My answers weren't all bad. Writers were also well-educated, famous, and great with grammar.

I can't deny that there are some writers who are probably are some or all of those things. None of that really matters though because I am none of those things (okay maybe frustrated). Was I afraid I would be become someone totally different if I reached the elusive title of Writer? At some level yes I was. It's like Being a Writer was some magic wand that would totally transform me. Or if I couldn't be those things that I would be denied access to some secret club.

That block was broken by all things the Internal Revenue Service. On this year's taxes I finally made enough money to have to declare myself a Writer.

I am still me - minus one block of fear. I know it seems silly but it has been incredibly freeing. So friends is there something you want to be but are afraid to be? Try to answer your sentence and see if there might be some deep dark thoughts holding you back.

Sunday, April 22, 2012

Unblocking

It's funny how the oddest things sometimes can cause you to move forward.

Maybe I'm not alone, but I admit I have a few blocks that keep me from being what I most want to be. Blocks for me come down to one thing, fear. Fear that stands between me and the destiny I feel has been laid out for me. Destiny that I seem to fight for reasons I do not always understand.

I spent so many years floundering down different creative paths trying to find where I fit. My family is filled with talented artists and I tried to follow their footsteps, but nothing ever felt right. Painting was hard. Drawing was impossible. Sculpture was laughable.

Writing was easy. I thought that it must be easy for everyone.  

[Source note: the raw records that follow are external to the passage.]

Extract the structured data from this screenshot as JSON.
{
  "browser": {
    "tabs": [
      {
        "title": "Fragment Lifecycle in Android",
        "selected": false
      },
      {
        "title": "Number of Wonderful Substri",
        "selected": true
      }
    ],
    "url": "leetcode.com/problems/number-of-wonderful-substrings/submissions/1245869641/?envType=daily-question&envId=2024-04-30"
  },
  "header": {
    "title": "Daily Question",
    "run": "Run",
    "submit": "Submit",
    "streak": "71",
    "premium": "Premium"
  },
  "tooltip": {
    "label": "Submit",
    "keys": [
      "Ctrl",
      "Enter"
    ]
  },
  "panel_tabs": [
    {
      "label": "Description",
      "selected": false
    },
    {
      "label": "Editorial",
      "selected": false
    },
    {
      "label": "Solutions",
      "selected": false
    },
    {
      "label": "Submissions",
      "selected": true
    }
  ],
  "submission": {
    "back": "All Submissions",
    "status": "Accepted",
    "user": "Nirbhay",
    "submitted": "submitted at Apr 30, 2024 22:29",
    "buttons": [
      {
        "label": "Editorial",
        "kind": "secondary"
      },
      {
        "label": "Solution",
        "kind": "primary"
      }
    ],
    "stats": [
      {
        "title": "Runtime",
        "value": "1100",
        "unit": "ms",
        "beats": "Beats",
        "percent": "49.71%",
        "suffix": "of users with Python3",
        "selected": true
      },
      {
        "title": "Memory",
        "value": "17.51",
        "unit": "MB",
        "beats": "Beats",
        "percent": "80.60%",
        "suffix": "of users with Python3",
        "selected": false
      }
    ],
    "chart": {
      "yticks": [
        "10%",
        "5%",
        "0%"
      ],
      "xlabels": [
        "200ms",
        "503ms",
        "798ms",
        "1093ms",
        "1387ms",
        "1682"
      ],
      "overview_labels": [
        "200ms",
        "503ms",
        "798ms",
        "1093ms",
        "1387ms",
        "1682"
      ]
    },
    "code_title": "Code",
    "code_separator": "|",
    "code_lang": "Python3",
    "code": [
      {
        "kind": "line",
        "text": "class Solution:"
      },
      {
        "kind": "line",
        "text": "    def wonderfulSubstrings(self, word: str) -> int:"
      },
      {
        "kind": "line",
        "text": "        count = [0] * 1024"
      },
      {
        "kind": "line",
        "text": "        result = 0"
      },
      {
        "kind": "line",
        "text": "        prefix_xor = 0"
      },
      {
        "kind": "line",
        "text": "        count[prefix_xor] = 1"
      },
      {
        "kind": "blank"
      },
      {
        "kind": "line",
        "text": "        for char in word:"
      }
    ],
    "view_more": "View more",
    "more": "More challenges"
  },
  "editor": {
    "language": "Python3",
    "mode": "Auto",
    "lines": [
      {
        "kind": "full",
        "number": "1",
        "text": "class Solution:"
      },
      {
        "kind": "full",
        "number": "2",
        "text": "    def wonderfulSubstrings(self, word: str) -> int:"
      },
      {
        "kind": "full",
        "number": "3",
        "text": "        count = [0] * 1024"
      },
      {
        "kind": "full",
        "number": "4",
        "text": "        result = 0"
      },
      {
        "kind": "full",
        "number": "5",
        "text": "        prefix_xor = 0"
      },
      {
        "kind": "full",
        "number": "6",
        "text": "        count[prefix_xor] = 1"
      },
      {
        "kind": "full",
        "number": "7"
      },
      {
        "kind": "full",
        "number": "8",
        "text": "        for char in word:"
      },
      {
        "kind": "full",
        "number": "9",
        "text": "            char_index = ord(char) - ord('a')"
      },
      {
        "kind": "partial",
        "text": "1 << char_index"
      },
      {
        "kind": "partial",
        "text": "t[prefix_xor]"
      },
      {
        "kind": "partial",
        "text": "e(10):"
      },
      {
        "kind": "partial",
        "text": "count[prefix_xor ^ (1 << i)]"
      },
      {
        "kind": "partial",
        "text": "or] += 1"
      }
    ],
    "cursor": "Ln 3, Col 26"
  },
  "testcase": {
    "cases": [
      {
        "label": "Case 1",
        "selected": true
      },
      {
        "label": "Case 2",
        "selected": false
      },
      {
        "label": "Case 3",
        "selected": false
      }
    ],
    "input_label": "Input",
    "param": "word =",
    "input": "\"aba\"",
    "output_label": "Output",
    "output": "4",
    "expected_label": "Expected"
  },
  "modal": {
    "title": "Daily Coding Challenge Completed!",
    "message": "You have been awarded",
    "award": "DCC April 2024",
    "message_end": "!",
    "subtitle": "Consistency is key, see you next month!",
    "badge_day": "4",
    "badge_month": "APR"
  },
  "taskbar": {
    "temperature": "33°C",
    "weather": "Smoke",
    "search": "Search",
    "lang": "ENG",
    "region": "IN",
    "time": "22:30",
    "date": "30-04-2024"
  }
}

When I realized that writing was the path for me I was thrilled. What had always been easy would certainly continue to be so right? Wrong. Suddenly what had been easy - also became hard. I started to get hung up on the same things I did before - just dressed in a new form. Fear was back - not as paralyzing - but everything became difficult again.

I plan on busting down those blocks one at a time because I am tired of them being in my way. Maybe my sharing those blocks with you will help you to clear out blocks of your own, or at least it will help me to really get past them myself. I think that once fear sees the light of day it's going to be harder to go back to being a block. Let's get ready to rumble!